Glen Steele

No. 70
- Positions: Defensive end, defensive tackle

Personal information
- Born: October 4, 1974 (age 51) Ligonier, Indiana, U.S.
- Listed height: 6 ft 4 in (1.93 m)
- Listed weight: 300 lb (136 kg)

Career information
- High school: West Noble (Ligonier)
- College: Michigan
- NFL draft: 1998: 4th round, 105th overall pick

Career history
- Cincinnati Bengals (1998–2003); New York Giants (2004)*; Cincinnati Bengals (2004)*;
- * Offseason and/or practice squad member only

Awards and highlights
- National champion (1997); First-team All-American (1997); First-team All-Big Ten (1997);

Career NFL statistics
- Tackles: 101
- Sacks: 3.5
- Fumble recoveries: 1
- Stats at Pro Football Reference

= Glen Steele =

American football player (born 1974)

James Lendale Steele Jr. (/ˈstiːl/; born October 4, 1974) is an American former professional football player who was a defensive lineman and spent his entire six-year National Football League (NFL) career with the Cincinnati Bengals. The Bengals selected him in the 1998 NFL draft. He played college football for the Michigan Wolverines, earning first-team All-American honors at defensive end as a member of the undefeated national champion 1997 Wolverines team.

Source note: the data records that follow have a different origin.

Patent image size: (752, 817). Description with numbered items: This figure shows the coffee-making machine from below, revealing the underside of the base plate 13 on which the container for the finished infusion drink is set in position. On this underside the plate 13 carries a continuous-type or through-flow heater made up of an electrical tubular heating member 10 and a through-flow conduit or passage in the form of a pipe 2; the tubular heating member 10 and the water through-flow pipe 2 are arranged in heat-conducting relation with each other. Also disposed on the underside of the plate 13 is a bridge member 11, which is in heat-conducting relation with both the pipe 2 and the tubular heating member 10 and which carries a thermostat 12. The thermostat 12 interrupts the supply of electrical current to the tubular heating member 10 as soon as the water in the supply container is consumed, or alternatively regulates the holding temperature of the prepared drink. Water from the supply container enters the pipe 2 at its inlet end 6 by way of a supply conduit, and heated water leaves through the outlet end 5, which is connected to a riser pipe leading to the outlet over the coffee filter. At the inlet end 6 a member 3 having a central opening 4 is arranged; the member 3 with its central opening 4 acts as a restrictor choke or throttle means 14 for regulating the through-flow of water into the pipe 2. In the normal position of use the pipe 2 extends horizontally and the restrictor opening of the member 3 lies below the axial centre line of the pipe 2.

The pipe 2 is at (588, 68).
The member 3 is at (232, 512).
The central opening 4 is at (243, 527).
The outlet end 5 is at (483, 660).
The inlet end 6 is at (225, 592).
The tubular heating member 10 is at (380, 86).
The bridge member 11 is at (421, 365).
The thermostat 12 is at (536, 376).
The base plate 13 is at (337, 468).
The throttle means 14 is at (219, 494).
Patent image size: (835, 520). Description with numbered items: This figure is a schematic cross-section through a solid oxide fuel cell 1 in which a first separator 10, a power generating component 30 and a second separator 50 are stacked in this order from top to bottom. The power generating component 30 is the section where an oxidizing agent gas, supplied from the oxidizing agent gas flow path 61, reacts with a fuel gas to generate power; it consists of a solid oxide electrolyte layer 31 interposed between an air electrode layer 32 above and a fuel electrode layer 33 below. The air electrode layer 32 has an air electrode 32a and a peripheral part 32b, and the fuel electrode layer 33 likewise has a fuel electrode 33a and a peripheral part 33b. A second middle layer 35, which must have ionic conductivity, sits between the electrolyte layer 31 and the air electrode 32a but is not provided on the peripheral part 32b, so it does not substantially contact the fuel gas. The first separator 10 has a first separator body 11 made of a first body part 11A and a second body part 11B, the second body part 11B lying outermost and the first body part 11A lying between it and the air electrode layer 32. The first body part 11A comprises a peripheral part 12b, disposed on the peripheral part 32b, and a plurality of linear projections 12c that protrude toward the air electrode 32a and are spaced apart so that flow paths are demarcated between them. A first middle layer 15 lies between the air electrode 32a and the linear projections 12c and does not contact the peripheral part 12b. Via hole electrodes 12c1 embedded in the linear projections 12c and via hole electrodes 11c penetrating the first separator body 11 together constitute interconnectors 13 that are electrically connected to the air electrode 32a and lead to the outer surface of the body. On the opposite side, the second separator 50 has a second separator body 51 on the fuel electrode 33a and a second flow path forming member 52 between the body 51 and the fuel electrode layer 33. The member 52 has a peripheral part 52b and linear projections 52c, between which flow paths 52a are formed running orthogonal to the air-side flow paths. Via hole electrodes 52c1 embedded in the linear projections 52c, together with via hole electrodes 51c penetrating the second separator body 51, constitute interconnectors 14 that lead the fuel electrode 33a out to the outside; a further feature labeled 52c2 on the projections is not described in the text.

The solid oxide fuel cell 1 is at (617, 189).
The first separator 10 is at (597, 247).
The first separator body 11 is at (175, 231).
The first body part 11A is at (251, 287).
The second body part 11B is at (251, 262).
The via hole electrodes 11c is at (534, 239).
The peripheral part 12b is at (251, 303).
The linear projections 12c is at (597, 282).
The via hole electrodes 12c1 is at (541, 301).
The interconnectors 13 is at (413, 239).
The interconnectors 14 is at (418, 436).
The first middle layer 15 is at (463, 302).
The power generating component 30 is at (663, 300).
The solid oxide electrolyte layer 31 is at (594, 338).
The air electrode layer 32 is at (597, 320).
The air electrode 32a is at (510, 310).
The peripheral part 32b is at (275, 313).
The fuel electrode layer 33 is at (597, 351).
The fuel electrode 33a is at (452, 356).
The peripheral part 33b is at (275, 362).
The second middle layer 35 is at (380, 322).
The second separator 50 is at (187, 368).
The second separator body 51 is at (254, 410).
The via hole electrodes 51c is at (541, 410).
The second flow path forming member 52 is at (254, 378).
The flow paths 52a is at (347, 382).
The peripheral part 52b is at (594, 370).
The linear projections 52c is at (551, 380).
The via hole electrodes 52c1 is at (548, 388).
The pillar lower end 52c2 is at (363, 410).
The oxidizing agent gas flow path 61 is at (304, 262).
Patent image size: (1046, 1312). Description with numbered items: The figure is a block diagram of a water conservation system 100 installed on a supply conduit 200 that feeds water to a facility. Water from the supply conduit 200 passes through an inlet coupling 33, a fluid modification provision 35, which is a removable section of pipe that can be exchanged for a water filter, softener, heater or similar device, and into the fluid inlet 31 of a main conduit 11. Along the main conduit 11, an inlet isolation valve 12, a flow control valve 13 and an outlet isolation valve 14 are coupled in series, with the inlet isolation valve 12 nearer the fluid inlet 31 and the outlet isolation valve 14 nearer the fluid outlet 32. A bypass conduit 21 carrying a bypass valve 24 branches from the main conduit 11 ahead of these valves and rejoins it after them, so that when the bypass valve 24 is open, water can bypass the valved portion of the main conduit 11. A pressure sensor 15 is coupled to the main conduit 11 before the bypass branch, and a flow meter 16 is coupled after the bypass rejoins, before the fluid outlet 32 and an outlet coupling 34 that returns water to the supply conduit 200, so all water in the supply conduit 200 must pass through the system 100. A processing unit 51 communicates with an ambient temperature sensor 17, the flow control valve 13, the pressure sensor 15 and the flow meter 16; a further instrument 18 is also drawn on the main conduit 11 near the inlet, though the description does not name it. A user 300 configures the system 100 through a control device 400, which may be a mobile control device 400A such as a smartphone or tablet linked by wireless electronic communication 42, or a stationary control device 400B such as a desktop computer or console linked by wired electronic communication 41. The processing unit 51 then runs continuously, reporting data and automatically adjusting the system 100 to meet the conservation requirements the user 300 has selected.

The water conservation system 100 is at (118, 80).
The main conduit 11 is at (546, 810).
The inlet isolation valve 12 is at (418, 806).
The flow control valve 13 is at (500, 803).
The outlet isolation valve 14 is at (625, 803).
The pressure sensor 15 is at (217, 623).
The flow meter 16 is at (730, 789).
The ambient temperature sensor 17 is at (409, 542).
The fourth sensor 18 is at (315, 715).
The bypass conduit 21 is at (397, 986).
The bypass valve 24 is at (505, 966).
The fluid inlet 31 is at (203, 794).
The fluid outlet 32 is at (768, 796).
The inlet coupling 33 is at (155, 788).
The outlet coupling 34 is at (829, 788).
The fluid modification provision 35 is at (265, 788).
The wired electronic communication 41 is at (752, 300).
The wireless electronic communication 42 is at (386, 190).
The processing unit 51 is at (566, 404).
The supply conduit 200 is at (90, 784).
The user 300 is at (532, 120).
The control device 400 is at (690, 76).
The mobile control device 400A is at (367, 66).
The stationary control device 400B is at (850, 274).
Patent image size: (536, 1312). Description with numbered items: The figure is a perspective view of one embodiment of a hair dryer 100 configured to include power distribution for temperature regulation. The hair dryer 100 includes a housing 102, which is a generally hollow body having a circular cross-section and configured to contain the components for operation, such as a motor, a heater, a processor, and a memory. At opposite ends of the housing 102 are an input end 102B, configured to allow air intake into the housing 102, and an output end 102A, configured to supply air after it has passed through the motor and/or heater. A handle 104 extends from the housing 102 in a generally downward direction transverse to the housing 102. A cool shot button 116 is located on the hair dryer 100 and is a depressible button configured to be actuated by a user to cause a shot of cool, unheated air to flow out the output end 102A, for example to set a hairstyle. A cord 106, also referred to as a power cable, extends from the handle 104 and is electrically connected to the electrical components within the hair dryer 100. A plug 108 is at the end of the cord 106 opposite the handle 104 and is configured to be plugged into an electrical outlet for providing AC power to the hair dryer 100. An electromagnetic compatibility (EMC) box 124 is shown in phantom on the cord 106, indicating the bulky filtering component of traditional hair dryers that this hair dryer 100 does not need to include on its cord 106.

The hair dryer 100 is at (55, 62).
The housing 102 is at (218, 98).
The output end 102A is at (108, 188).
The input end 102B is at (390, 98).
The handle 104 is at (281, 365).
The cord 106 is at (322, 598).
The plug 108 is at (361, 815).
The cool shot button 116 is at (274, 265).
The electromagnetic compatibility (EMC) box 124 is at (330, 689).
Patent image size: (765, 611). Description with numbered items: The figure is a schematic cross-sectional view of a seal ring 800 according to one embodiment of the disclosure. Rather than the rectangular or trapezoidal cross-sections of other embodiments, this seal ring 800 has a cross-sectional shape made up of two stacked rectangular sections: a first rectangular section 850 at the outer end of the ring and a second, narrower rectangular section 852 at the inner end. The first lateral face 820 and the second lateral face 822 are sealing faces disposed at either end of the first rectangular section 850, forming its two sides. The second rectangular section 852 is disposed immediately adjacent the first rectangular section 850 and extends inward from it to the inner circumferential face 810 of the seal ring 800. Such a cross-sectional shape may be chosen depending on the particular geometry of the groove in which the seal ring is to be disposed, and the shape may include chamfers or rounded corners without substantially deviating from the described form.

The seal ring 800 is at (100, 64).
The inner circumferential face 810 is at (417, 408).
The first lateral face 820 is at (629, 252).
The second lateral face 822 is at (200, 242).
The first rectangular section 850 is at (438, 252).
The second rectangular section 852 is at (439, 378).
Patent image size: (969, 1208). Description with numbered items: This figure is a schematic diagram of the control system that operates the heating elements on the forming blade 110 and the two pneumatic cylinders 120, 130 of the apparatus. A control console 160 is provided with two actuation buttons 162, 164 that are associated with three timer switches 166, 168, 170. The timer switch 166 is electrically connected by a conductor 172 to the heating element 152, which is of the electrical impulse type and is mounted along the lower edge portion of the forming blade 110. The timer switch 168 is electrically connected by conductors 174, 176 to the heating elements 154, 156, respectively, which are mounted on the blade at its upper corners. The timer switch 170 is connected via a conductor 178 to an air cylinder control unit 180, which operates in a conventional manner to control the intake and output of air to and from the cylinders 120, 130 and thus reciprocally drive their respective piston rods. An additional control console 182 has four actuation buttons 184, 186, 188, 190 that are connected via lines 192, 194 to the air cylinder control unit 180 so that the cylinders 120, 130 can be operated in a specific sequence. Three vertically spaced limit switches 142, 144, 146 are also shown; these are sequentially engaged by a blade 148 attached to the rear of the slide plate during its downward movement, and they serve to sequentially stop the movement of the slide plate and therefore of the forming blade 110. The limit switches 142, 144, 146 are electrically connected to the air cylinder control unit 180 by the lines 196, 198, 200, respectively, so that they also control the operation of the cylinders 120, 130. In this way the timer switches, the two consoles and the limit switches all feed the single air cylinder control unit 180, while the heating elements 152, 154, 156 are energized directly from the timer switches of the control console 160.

==Early life and college==
Steele attended West Noble High School, just outside Ligonier, Indiana. Steele, who wore No. 81 for the Michigan Wolverines, redshirted as a freshman in during the 1993 season and earned varsity letters in each of the subsequent four seasons from 1994 to 1997. He played for the 1997 Michigan Wolverines football team that won a national championship. He won the Richard Katcher Award as the top Michigan defensive lineman in 1997. Steele had 45 tackles for loss and 24 career quarterback sacks at Michigan, second most in team history at the time of his graduation. He was named a first-team selection to the 1997 All-Big Ten Conference football team and a first-team selection by the American Football Coaches Association to the 1997 College Football All-America Team.

==Professional career==
Steele was selected by the Cincinnati Bengals in the fourth round of the 1998 NFL Draft with the 105th selection overall. Steele played in 80 consecutive games with the Bengals between 1999 and 2003 before being released on September 5, 2004. Steele had signed with the New York Giants during the offseason following the 2003 season. He was released on July 30, 2004, and signed by the Bengals who later released him. He later tried out with the San Francisco 49ers.